Construction remains one of the most carbon-intensive industries, with materials often contributing significantly to the final project’s total pollution (concrete production, for example, is responsible for 8% of global carbon emissions). A report from the Carbon Leadership Forum, a network of academics and industry professionals hosted at the University of Washington to focus on reducing embodied carbon, suggests that as the population grows, the equivalent of one New York City in additional floor space will be built every month around the world. That’s as much as two trillion square feet of new building, or significant renovations, happening over the next 32 years, according to the nonprofit Architecture 2030. While many environmentally concerned architects and builders focus on operational impacts—certainly a significant contributor to climate change—others have emphasized a concomitant need to focus on the embodied carbon, emissions that result from construction and from creating and transporting materials themselves.
A signatory of the Paris Climate Accord, the construction giant Skanska is the latest AEC company to enter the fray of carbon-reduction solutions with an open-source tool called the Embodied Carbon in Construction Calculator (EC3), developed in collaboration with C Change Labs and incubated at with funding from Skanska and Microsoft.
Current tools and assessments center on these lifecycle impact and operational efficiencies of buildings, however, embodied carbon can account for around half of a building’s emissions impact over its average lifespan. “It may not matter how efficiently we operate our buildings over time if we don’t immediately address the carbon embodied in what and how we build,” Skanska USA chief sustainability officer, Beth Heider, FAIA, explained in a release. The hope with EC3 is that those in the AEC industry can better understand their impact in order to reduce it.

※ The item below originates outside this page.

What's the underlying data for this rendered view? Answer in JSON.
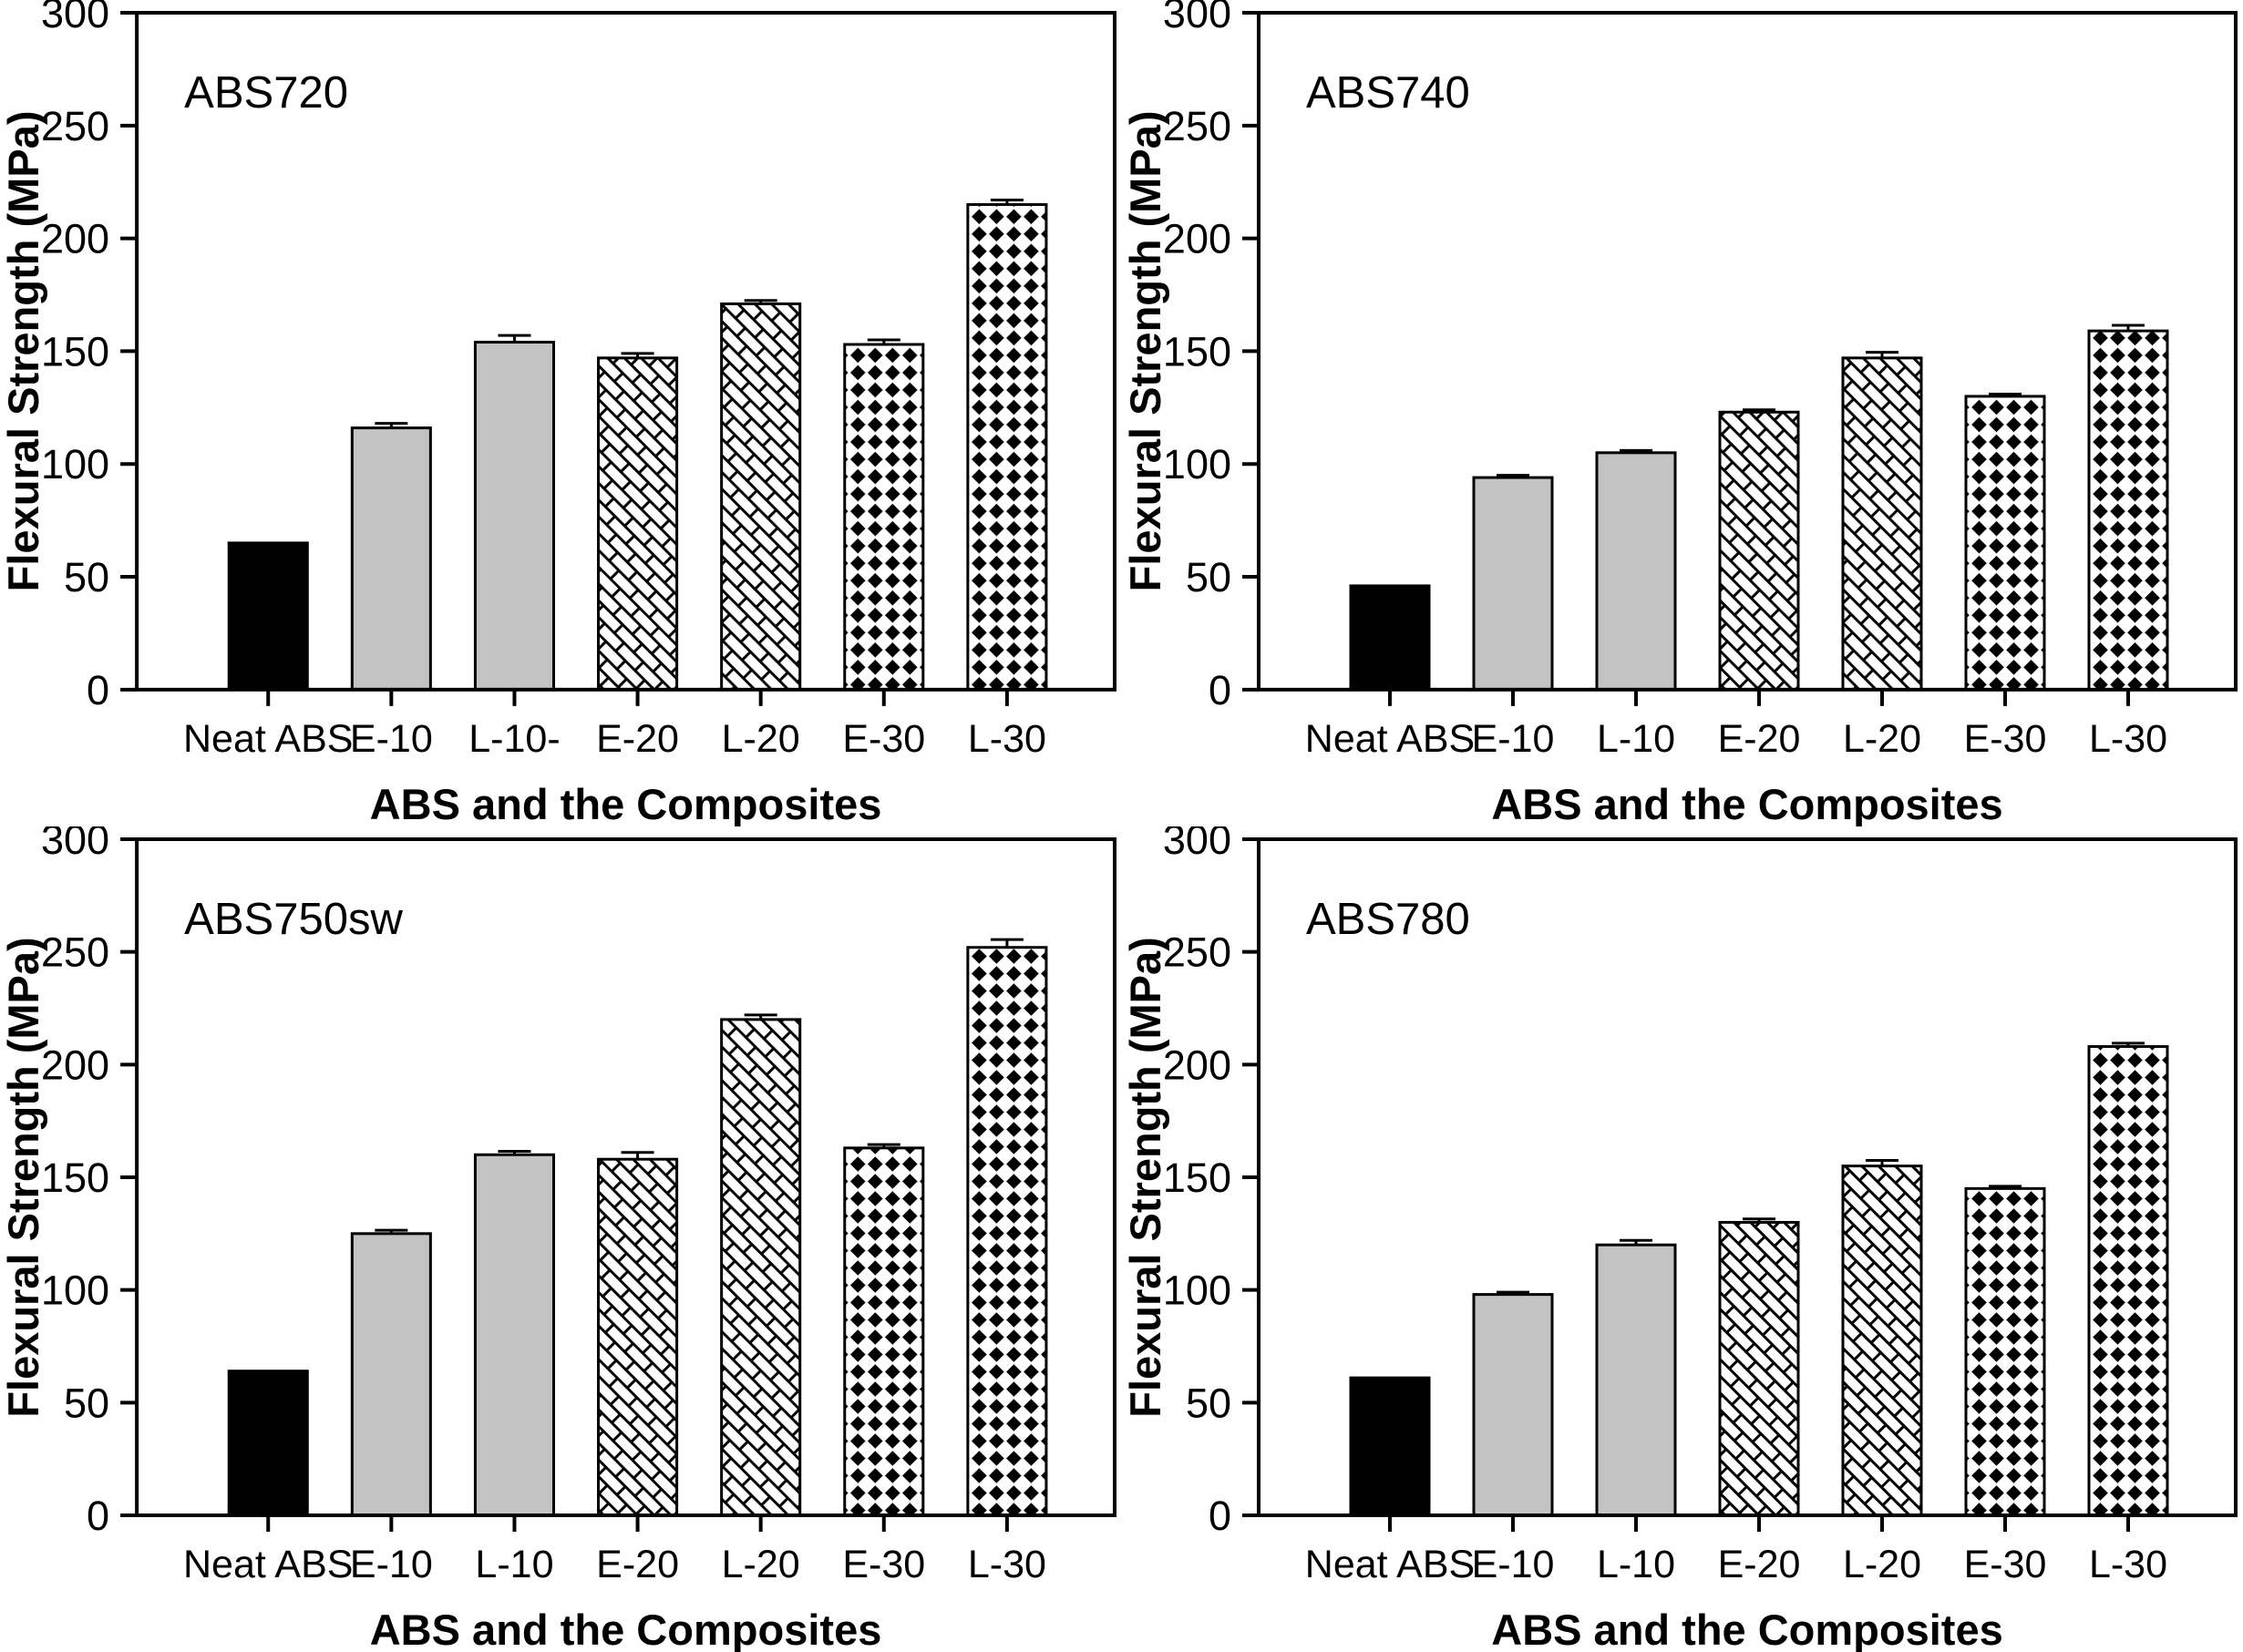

“Until now, the building industry has not had a way to assess our supply chain through the lens of their carbon impact,” said Stacy Smedley, regional director of sustainability for Skanska’s building operations based in Seattle, whose benchmarking research was foundational to the project. Currently in a limited pilot, EC3 is an open-source database of over 16,000 materials, searchable by performance requirements, design specifications, project location, and global warming potential—all based on environmental product declaration data. The hope is that stakeholders in the building process, such as designers, developers, and contractors, can better understand the potential carbon impact of their projects. Skanska reports that current participating projects are seeing carbon reductions upwards of 30 percent with little to no difference in cost.
EC3 will be publicly released on November 19.